Visualize the first inspection, in-process inspection, and final inspection data along with defect types, defect workstations, and defect rates. Support statistics by time, process, and product model. Through trend analysis, quality fluctuation risks can be identified in advance, promoting a shift from post-inspection to process control and enhancing product consistency.
(4) Material and Andon System Integration
Display information on material inventory, delivery status, and material shortage alerts. Integrate with the Andon system to enable callouts, responses, and closed-loop records. When material shortages, equipment failures, or quality issues occur on-site, relevant personnel can respond quickly, forming a standardized problem-solving process and enhancing on-site collaboration efficiency.

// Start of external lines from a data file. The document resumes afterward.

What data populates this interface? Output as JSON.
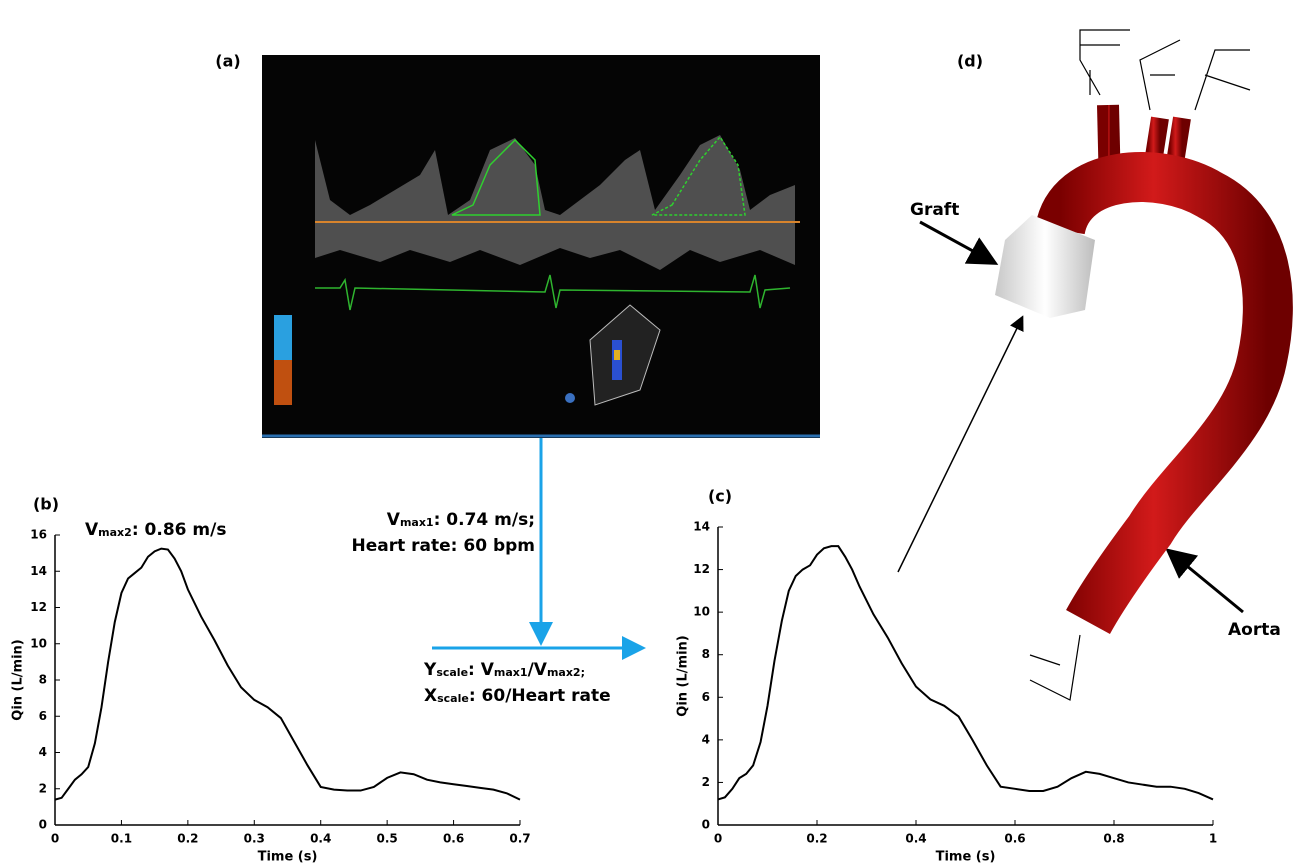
{
  "panel_labels": [
    "(a)",
    "(b)",
    "(c)",
    "(d)"
  ],
  "annotations": [
    {
      "segments": [
        {
          "text": "V"
        },
        {
          "text": "max2",
          "style": "sub"
        },
        {
          "text": ": 0.86 m/s"
        }
      ]
    },
    {
      "segments": [
        {
          "text": "V"
        },
        {
          "text": "max1",
          "style": "sub"
        },
        {
          "text": ": 0.74 m/s;"
        }
      ]
    },
    {
      "segments": [
        {
          "text": "Heart rate: 60 bpm"
        }
      ]
    },
    {
      "segments": [
        {
          "text": "Y"
        },
        {
          "text": "scale",
          "style": "sub"
        },
        {
          "text": ": V"
        },
        {
          "text": "max1",
          "style": "sub"
        },
        {
          "text": "/V"
        },
        {
          "text": "max2;",
          "style": "sub"
        }
      ]
    },
    {
      "segments": [
        {
          "text": "X"
        },
        {
          "text": "scale",
          "style": "sub"
        },
        {
          "text": ": 60/Heart rate"
        }
      ]
    }
  ],
  "labels": {
    "graft": "Graft",
    "aorta": "Aorta"
  },
  "chart_data": [
    {
      "type": "line",
      "xlabel": "Time (s)",
      "ylabel": "Qin (L/min)",
      "x": [
        0,
        0.01,
        0.02,
        0.03,
        0.04,
        0.05,
        0.06,
        0.07,
        0.08,
        0.09,
        0.1,
        0.11,
        0.12,
        0.13,
        0.14,
        0.15,
        0.16,
        0.17,
        0.18,
        0.19,
        0.2,
        0.22,
        0.24,
        0.26,
        0.28,
        0.3,
        0.32,
        0.34,
        0.36,
        0.38,
        0.4,
        0.42,
        0.44,
        0.46,
        0.48,
        0.5,
        0.52,
        0.54,
        0.56,
        0.58,
        0.6,
        0.62,
        0.64,
        0.66,
        0.68,
        0.7
      ],
      "series": [
        {
          "color": "#000000",
          "values": [
            1.4,
            1.5,
            2.0,
            2.5,
            2.8,
            3.2,
            4.5,
            6.5,
            9,
            11.2,
            12.8,
            13.6,
            13.9,
            14.2,
            14.8,
            15.1,
            15.25,
            15.2,
            14.7,
            14,
            13,
            11.5,
            10.2,
            8.8,
            7.6,
            6.9,
            6.5,
            5.9,
            4.6,
            3.3,
            2.1,
            1.95,
            1.9,
            1.9,
            2.1,
            2.6,
            2.9,
            2.8,
            2.5,
            2.35,
            2.25,
            2.15,
            2.05,
            1.95,
            1.75,
            1.4
          ]
        }
      ],
      "xlim": [
        0,
        0.7
      ],
      "ylim": [
        0,
        16
      ],
      "xticks": [
        0,
        0.1,
        0.2,
        0.3,
        0.4,
        0.5,
        0.6,
        0.7
      ],
      "yticks": [
        0,
        2,
        4,
        6,
        8,
        10,
        12,
        14,
        16
      ]
    },
    {
      "type": "line",
      "xlabel": "Time (s)",
      "ylabel": "Qin (L/min)",
      "x": [
        0,
        0.014,
        0.029,
        0.043,
        0.057,
        0.071,
        0.086,
        0.1,
        0.114,
        0.129,
        0.143,
        0.157,
        0.171,
        0.186,
        0.2,
        0.214,
        0.229,
        0.243,
        0.257,
        0.271,
        0.286,
        0.314,
        0.343,
        0.371,
        0.4,
        0.429,
        0.457,
        0.486,
        0.514,
        0.543,
        0.571,
        0.6,
        0.629,
        0.657,
        0.686,
        0.714,
        0.743,
        0.771,
        0.8,
        0.829,
        0.857,
        0.886,
        0.914,
        0.943,
        0.971,
        1
      ],
      "series": [
        {
          "color": "#000000",
          "values": [
            1.2,
            1.3,
            1.7,
            2.2,
            2.4,
            2.8,
            3.9,
            5.6,
            7.7,
            9.6,
            11.0,
            11.7,
            12.0,
            12.2,
            12.7,
            13.0,
            13.1,
            13.1,
            12.6,
            12.0,
            11.2,
            9.9,
            8.8,
            7.6,
            6.5,
            5.9,
            5.6,
            5.1,
            4.0,
            2.8,
            1.8,
            1.7,
            1.6,
            1.6,
            1.8,
            2.2,
            2.5,
            2.4,
            2.2,
            2.0,
            1.9,
            1.8,
            1.8,
            1.7,
            1.5,
            1.2
          ]
        }
      ],
      "xlim": [
        0,
        1
      ],
      "ylim": [
        0,
        14
      ],
      "xticks": [
        0,
        0.2,
        0.4,
        0.6,
        0.8,
        1
      ],
      "yticks": [
        0,
        2,
        4,
        6,
        8,
        10,
        12,
        14
      ]
    }
  ]
}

IV. Key Points for the Implementation of Industrial Visualization Dashboards

The value of industrial visualization dashboards is realized through reasonable planning and steady implementation, rather than relying solely on the deployment of hardware and software.

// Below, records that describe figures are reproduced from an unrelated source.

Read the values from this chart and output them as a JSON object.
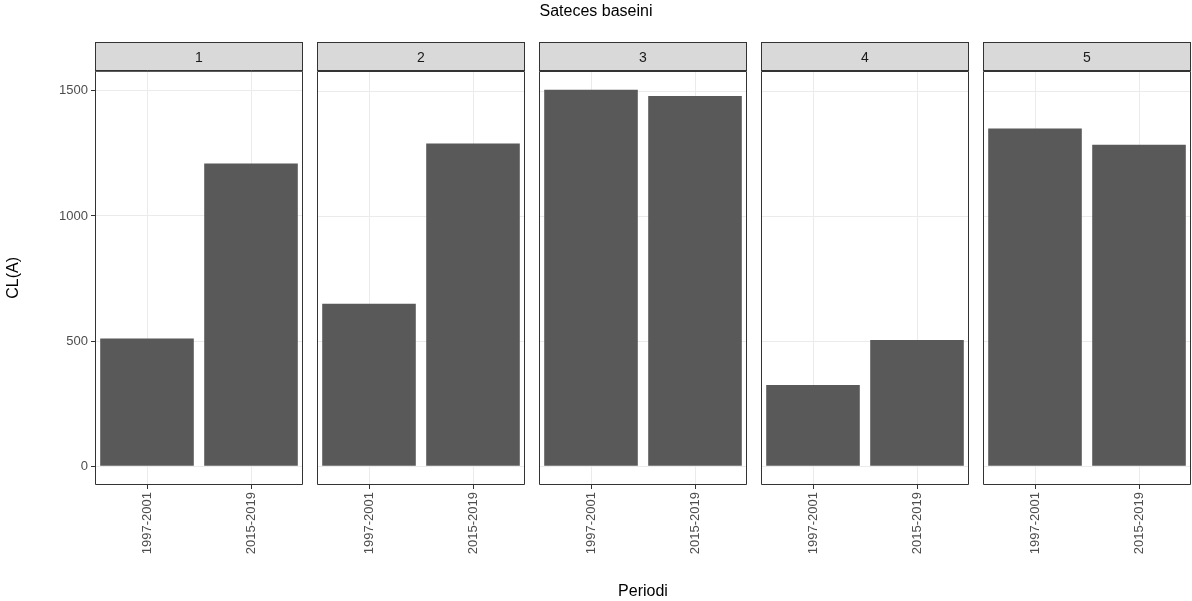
{
  "chart_data": [
    {
      "type": "bar",
      "title": "1",
      "ylabel": "CL(A)",
      "categories": [
        "1997-2001",
        "2015-2019"
      ],
      "values": [
        510,
        1210
      ],
      "color": "#595959",
      "ylim": [
        -75,
        1580
      ],
      "yticks": [
        0,
        500,
        1000,
        1500
      ],
      "grid": true
    },
    {
      "type": "bar",
      "title": "2",
      "categories": [
        "1997-2001",
        "2015-2019"
      ],
      "values": [
        650,
        1290
      ],
      "color": "#595959",
      "ylim": [
        -75,
        1580
      ],
      "yticks": [
        0,
        500,
        1000,
        1500
      ],
      "grid": true,
      "tick_labels": "x"
    },
    {
      "type": "bar",
      "title": "3",
      "xlabel": "Periodi",
      "annotations": [
        "Sateces baseini"
      ],
      "categories": [
        "1997-2001",
        "2015-2019"
      ],
      "values": [
        1505,
        1480
      ],
      "color": "#595959",
      "ylim": [
        -75,
        1580
      ],
      "yticks": [
        0,
        500,
        1000,
        1500
      ],
      "grid": true,
      "tick_labels": "x"
    },
    {
      "type": "bar",
      "title": "4",
      "categories": [
        "1997-2001",
        "2015-2019"
      ],
      "values": [
        325,
        505
      ],
      "color": "#595959",
      "ylim": [
        -75,
        1580
      ],
      "yticks": [
        0,
        500,
        1000,
        1500
      ],
      "grid": true,
      "tick_labels": "x"
    },
    {
      "type": "bar",
      "title": "5",
      "categories": [
        "1997-2001",
        "2015-2019"
      ],
      "values": [
        1350,
        1285
      ],
      "color": "#595959",
      "ylim": [
        -75,
        1580
      ],
      "yticks": [
        0,
        500,
        1000,
        1500
      ],
      "grid": true,
      "tick_labels": "x"
    }
  ]
}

  1. Focus on on-site demands: Prioritize designing display content around production pain points, avoid redundant functions, and ensure a simple interface and clear information hierarchy to facilitate quick understanding and use by front-line personnel.
  2. Emphasize data accuracy: Standardize data collection and governance processes from the source, establish a data verification mechanism, and regularly review and optimize data accuracy, collection frequency, and display effects.
  3. Strengthen process adaptation: Integrate the dashboard function with existing production management systems and operation processes, promote the linkage between information display and business actions, and form a sustainable management model.
  4. Balance scalability and compatibility: Select solutions with protocol adaptation capabilities and modular expansion capabilities to support subsequent production line renovations, product upgrades, and system integration needs.

V. Conclusion

Industrial visualization boards are important tools for on-site management in intelligent manufacturing. Their core competitiveness stems from standardized data governance and practical application design. During the advancement of intelligent manufacturing, enterprises can, in light of their own production characteristics, establish a complete system from data collection, governance, presentation to business closed-loop, enabling visualization boards to truly serve the improvement of production efficiency, process controllability and management optimization, and provide stable and reliable on-site support for the digital transformation of the manufacturing industry.